What is the latest on storm Claudette? Will it hit the United States?
Tropical Storm Claudette became a tropical depression, but it is expected to strengthen as it reaches the East Coast
Tropical Storm Claudette became a tropical depression over the weekend after it made landfall on much of the South, bringing rain, wind and deaths.
- In total, 13 people died in Alabama Saturday because of the storm’s strength, NPR reports.
- Alabama officials said 10 people, including nine children, died in a crash connected to the storm, according to USA Today.
What to expect from Claudette on Monday
Though the worst seems over, Claudette will strengthen again into a tropical storm on Sunday and Monday. More high winds and tropical storm conditions will batter the East Coast around North Carolina, according to NPR.
- South Carolina, meanwhile, has a tropical storm watch in effect for the storm.
The National Hurricane Center said anyone near southern Georgia, northern Florida or the Carolina states should prepare for flooding, tornadoes and torrential downpours.
- “As the large circulation of Claudette moves off of the southeastern United States coast later today and tonight, winds will increase along and offshore of the coast, and the system is expected to regain tropical storm status by Monday morning,” the NHC said. “Additional re-strengthening is forecast on Monday and Monday night while the cyclone moves over the warmer waters of the Gulf Stream.”
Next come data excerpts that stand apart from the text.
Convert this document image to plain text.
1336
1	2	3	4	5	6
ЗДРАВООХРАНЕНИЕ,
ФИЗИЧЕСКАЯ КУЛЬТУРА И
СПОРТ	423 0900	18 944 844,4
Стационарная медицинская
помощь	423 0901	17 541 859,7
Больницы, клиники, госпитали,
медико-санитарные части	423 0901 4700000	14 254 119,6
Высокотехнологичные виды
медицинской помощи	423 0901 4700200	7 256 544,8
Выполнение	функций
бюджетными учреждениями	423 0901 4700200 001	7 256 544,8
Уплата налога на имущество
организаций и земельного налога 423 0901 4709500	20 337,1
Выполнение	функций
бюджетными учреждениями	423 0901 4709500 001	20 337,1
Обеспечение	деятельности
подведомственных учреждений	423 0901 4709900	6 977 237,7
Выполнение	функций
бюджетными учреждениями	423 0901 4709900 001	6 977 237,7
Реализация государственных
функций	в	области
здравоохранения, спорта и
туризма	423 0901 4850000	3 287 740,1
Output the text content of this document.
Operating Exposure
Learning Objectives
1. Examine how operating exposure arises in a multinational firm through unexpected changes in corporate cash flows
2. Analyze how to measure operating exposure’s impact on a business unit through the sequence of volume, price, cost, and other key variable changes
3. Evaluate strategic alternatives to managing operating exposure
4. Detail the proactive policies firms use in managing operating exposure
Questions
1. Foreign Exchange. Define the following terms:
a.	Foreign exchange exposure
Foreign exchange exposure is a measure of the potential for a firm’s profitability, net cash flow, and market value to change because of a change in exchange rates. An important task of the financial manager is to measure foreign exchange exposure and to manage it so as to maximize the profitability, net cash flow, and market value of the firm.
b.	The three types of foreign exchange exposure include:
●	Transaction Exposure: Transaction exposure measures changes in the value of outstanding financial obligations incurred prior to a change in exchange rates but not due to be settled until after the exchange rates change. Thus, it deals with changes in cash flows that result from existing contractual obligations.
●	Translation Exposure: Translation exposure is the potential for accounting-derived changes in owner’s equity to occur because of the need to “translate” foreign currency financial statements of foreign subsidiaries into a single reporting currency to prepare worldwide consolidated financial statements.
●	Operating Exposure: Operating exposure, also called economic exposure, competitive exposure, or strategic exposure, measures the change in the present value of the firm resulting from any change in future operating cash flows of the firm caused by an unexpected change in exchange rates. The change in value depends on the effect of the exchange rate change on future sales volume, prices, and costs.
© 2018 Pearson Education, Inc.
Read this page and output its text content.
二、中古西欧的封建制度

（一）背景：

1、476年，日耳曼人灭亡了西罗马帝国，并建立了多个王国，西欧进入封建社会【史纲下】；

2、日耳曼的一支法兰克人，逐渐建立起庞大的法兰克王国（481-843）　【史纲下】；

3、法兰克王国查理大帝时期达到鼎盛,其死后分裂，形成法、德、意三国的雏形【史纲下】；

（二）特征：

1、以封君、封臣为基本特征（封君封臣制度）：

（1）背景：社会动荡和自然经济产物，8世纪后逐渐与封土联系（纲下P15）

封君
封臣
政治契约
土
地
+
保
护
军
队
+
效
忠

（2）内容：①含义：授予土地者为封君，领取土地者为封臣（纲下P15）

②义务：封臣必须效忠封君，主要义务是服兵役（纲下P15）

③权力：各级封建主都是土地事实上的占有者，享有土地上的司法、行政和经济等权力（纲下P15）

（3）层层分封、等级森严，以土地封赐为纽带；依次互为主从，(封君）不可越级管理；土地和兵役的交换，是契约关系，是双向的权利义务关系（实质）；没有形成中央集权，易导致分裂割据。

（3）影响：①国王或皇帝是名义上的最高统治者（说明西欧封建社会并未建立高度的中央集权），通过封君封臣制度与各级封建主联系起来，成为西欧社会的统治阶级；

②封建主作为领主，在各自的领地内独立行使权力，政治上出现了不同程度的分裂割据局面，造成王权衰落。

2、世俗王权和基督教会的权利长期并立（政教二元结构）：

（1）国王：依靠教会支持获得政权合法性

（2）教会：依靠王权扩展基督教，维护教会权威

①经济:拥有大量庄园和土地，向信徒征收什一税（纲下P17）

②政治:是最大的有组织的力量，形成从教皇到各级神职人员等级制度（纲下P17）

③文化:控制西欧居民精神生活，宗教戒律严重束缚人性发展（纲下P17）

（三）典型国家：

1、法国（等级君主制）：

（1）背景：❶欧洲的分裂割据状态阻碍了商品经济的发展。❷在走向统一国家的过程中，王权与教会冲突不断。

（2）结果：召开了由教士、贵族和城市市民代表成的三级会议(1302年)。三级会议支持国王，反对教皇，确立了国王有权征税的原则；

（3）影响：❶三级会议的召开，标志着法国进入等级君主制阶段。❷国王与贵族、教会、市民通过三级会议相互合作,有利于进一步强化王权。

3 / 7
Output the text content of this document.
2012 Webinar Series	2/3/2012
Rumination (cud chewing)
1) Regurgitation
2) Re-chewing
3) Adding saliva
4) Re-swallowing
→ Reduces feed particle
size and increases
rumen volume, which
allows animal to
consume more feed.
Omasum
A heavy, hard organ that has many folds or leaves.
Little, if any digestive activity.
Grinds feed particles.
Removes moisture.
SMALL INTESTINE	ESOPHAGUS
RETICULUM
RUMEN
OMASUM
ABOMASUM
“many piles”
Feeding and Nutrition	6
Here are the 11 AM EDT Sunday Key Messages for #Claudette. The system is still producing heavy rains with possible flash floods over much of the southeastern U.S. A few tornadoes are also possible today across parts of Georgia and the Carolinas. https://t.co/tW4KeFW0gB pic.twitter.com/qwMv7aKL5T— National Hurricane Center (@NHC_Atlantic) June 20, 2021
What happened to Claudette?
Claudette was deemed the first tropical storm system of the season and was the third storm of the season to get a name from meteorologists, as I wrote of the Deseret News. It was the first storm of the season that was expected to hit land on the United States.